Campus Life Gets a Drastic Makeover

by Nevaeh Rush Vice President

    Residents on campus have had to make adjustments this school year because of guidelines and policies set by UMF in regards to COVID-19.

    There are many new policies that have been set in place for on-campus students that have changed their everyday lives.

    The biggest change has been the mask wearing policy—masks must be on correctly unless you’re in the bathroom, off campus or in your own dorm—but it seems most people have been compliant. “It is something that is very new and you have to get used to,” said Duncan Farley, a Community Assistant (CA) living on campus. “You still see people occasionally forget to wear their mask when leaving their room, I myself have done it.”

    Residents must also follow a new guest policy to ensure safety during the pandemic. “Normally you can have guests over during the day, basically whenever,” said Farley. “At the start of the semester they did not allow anyone [in the residence halls] for two weeks.” 

    Since the two-week period ended on Sept. 13., only UMF students who are a part of the UMF community have been able to visit each other—no outside guests. “The students must be enrolled in the fall semester and live in Farmington to be referred to as the UMF community,” says Farley.

    Students living in the dorms this semester tend to feel isolated in their rooms, but meal times tend to lessen that. “We sit outside for lunch and dinner because there is not enough space in the North Dining Hall, but it is getting cold so I have been eating more in my room,” says Emily Thompson, a sophomore living on campus this semester. 

    Even though meal times are a good way to socialize, students can’t help but notice the difference of the indoor dining spaces on campus compared to before campus closed in March. “Going into these spaces like the Dining Hall and the Beaver Lodge is kind of depressing,” says Thompson, “we used to sit in there and eat and socialize and now they are so empty.”

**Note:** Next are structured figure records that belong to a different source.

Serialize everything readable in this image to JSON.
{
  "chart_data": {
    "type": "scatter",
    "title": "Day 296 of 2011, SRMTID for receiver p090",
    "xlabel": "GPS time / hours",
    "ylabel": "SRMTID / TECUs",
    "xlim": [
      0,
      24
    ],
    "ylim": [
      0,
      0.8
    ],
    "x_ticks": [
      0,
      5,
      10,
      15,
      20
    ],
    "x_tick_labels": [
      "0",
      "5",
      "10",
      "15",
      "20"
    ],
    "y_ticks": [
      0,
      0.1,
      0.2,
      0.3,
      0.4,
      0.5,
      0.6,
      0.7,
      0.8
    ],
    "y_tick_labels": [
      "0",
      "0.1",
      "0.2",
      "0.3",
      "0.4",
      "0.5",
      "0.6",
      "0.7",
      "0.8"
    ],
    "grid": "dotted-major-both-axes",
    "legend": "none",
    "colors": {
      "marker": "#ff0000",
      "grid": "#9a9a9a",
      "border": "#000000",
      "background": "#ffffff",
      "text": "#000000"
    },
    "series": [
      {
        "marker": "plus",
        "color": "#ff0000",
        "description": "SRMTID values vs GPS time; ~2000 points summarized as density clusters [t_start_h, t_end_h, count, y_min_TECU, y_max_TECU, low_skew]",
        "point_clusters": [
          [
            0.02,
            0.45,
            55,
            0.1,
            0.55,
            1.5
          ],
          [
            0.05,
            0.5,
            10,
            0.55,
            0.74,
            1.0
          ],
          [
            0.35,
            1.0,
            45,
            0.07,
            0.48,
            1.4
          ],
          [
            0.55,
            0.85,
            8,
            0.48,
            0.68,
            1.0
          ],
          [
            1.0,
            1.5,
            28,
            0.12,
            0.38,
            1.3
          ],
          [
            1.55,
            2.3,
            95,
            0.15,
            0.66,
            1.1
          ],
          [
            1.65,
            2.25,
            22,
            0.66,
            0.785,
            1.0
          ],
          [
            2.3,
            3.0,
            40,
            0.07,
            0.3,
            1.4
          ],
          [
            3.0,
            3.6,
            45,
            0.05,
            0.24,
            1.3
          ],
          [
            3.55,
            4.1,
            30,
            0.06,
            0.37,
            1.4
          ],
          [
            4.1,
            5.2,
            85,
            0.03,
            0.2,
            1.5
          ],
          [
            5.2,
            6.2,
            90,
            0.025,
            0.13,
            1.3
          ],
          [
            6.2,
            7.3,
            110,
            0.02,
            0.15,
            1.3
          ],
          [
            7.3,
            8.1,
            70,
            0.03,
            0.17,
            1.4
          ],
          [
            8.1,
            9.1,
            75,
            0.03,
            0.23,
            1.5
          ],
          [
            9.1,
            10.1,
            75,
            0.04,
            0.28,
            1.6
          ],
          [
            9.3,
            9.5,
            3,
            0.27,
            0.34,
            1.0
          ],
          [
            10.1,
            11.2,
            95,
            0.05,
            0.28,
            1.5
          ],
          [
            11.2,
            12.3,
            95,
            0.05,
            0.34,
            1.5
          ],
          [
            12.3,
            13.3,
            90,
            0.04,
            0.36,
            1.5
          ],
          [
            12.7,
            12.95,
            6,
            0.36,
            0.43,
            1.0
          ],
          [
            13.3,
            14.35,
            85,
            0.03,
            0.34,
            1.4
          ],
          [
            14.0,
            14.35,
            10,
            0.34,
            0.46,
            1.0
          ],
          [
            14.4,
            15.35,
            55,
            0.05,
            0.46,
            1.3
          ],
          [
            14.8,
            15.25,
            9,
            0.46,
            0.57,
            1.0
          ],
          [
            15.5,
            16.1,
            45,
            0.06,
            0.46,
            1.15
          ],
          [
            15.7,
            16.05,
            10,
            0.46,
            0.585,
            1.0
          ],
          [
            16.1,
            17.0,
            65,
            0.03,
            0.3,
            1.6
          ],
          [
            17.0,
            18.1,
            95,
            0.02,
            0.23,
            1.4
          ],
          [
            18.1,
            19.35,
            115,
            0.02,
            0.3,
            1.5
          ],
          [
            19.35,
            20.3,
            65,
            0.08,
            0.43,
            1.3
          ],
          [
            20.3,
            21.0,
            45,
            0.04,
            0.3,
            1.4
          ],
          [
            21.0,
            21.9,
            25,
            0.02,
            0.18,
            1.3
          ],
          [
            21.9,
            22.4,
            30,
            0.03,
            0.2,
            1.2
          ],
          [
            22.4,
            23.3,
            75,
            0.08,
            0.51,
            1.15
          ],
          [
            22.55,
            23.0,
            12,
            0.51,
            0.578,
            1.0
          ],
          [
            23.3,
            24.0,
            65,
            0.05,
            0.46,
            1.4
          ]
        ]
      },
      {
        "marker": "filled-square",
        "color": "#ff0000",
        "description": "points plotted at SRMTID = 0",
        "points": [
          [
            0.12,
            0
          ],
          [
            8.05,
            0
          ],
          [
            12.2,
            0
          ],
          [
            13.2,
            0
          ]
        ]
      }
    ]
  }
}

      Although the amount of changes everyone is enduring, CAs are still trying to make residential life as normal for students as possible and give that socialization through physically distanced programs. “Programs and events are either ‘grab-and-go’, where you can grab them and go to your room and do them independently, over Zoom, or outside where you can properly social distance,” says Farley.

     Although we cannot change the policies, as they are keeping students safe, it is not always easy. “The best word to describe it has been strange,” said Farley. “The whole environment is all very new, which is to be expected.”